La apostasía es la renuncia a las creencias religiosas, y en la Iglesia Católica, supone un trámite formal que requiere de parte de las autoridades eclesiásticas que se “borre” de los archivos el nombre de la persona que, cuando bebé, fue bautizado, y que ahora decide no ser más parte de la grey.

Luego, la Iglesia, atendiendo al pedido del renunciante bautizado, comunicará oficialmente que recibió la petición y, después, enviará una carta en la que dirá que “atendiendo a su pedido, se ha emitido el Rescripto Nº DI … del Sr. Arzobispo de Paraná por el cual se determina este cambio registral en su acta de bautismo en el Libro de la Parroquia … . Acto formal de Defección de la Iglesia”.

La fila que se formó frente a la curia, numerosa, compacta, no incomodó a los sacerdotes que entraban y salías del edificio ubicado a lado de la Iglesia Catedral, frente a la Plaza 1° de Mayo.
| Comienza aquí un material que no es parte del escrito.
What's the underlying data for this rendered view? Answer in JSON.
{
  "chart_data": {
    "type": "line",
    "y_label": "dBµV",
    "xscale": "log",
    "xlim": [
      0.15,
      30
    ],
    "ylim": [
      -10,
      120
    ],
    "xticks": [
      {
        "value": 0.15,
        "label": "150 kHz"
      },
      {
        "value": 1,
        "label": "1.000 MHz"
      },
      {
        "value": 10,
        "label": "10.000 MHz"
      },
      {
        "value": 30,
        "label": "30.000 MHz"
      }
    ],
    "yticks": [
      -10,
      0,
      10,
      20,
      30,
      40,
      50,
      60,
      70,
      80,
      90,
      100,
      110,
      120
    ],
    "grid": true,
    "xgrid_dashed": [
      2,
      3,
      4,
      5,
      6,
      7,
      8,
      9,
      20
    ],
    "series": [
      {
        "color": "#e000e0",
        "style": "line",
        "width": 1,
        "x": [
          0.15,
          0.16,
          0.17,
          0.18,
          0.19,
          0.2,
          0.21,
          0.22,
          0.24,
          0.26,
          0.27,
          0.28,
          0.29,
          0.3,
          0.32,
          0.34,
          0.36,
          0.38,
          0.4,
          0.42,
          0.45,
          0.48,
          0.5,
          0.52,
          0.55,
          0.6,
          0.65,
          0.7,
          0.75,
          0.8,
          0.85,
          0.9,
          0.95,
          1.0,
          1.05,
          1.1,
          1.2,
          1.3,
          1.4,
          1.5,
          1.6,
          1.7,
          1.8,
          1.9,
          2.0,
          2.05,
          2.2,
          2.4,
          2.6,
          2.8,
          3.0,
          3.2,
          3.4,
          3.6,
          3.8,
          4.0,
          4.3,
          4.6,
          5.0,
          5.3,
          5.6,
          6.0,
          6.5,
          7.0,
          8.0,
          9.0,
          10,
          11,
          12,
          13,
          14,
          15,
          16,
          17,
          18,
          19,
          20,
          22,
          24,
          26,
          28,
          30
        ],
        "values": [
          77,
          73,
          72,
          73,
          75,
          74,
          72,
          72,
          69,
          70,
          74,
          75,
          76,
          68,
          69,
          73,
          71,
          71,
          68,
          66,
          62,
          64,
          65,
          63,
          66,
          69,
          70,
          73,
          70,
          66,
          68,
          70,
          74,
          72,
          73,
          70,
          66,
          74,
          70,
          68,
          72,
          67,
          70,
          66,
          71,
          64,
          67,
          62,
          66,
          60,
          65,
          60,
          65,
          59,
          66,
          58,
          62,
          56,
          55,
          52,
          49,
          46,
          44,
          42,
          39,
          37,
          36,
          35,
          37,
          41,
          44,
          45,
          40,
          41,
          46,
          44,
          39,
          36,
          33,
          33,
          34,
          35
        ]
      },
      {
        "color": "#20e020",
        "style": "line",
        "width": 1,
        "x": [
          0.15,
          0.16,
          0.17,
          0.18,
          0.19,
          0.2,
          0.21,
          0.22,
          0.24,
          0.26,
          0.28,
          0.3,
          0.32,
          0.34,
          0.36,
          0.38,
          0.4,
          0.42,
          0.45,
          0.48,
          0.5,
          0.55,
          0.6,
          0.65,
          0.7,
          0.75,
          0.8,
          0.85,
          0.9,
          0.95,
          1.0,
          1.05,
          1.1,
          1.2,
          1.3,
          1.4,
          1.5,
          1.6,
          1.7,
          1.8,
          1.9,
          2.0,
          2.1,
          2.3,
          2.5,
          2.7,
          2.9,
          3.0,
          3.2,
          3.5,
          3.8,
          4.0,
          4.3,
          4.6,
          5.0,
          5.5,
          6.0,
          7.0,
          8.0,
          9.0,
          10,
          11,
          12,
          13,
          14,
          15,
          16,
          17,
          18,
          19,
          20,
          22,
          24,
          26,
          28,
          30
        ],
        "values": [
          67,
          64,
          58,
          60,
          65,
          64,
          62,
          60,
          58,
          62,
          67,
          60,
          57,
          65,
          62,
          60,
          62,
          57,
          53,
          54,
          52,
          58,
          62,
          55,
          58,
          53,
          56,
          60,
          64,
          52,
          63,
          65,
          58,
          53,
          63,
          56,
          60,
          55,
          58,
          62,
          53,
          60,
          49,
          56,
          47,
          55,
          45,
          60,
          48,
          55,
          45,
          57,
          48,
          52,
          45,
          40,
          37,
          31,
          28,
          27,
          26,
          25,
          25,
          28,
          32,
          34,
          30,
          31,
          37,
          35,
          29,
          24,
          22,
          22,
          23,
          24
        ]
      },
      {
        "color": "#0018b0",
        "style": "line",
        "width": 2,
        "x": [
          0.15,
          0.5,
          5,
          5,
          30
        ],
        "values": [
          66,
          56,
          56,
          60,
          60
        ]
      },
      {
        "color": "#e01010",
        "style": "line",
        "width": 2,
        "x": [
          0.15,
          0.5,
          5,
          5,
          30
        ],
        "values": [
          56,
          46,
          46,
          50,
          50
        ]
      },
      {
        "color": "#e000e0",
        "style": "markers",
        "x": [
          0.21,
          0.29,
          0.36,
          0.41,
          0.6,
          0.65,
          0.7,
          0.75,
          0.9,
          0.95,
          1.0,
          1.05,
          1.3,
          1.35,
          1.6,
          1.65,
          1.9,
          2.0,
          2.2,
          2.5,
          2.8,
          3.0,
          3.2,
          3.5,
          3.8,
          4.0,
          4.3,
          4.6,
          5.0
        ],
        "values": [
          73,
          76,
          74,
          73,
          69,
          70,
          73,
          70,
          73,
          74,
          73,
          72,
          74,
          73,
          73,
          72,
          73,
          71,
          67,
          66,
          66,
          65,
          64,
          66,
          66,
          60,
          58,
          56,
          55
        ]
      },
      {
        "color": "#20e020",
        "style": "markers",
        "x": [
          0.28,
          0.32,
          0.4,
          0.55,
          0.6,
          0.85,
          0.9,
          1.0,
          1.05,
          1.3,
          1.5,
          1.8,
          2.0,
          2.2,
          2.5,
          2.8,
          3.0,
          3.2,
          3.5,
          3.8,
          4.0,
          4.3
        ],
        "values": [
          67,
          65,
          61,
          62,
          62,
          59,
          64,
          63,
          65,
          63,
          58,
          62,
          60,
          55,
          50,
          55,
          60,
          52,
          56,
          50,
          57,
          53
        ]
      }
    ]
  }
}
Entre otros, cruzaron, raudos, como para pasar inadvertidos, los curas José María Pincemin -recordado por haber hecho un exorcismo cuando el Encuentro Nacional de Mujeres, en 2010, en Paraná-, y José Barreto, testigo del juicio al cura Justo José Ilarraz, señalado por las víctimas por haber hecho la “vista gorda” en el Seminario.

Iván Escobar apostató en 2016. Desde entonces, y a partir del movimiento Apostasía Colectiva Entre Ríos ha visto crecer el interés por renunciar a la Iglesia Católica de parte de los bautizados. “El trámite es sencillo y reconfortante, y a partir de conocer cómo funciona, empezamos a asesorar a otros. Ha crecido mucho, pero el crecimiento muy grande se dio a partir de la apostasía del 8 de agosto (cuando el Senado debatió, y rechazó, la legalización del aborto). En total, hemos realizado  siete apostasías, con un promedio de entre 30 y 40 apóstatas, excepto una en la que hubo 60. Pero esta de hoy supera a todos por la cantidad de gente. En un mes, 100 personas han apostatado”, contó.

 

Nadia Burgos, del Movimiento Socialista de los Trabajadores (MST), entendió que las apostasías marcan un “reclamo social” en contra de la injerencia de la Iglesia en la vida pública. “Lo que expresa la gente es que hay una necesidad concreta de que la Iglesia se separe del Estado. La apostasía es un acto individual, pero al ser colectivo es un hecho político. No cuestionamos las creencias religiosas. Acá lo que se discute es que hay una relación privilegiada entre el Estado y una religión en particular”, acotó.

De la Redacción de Entre Ríos Ahora.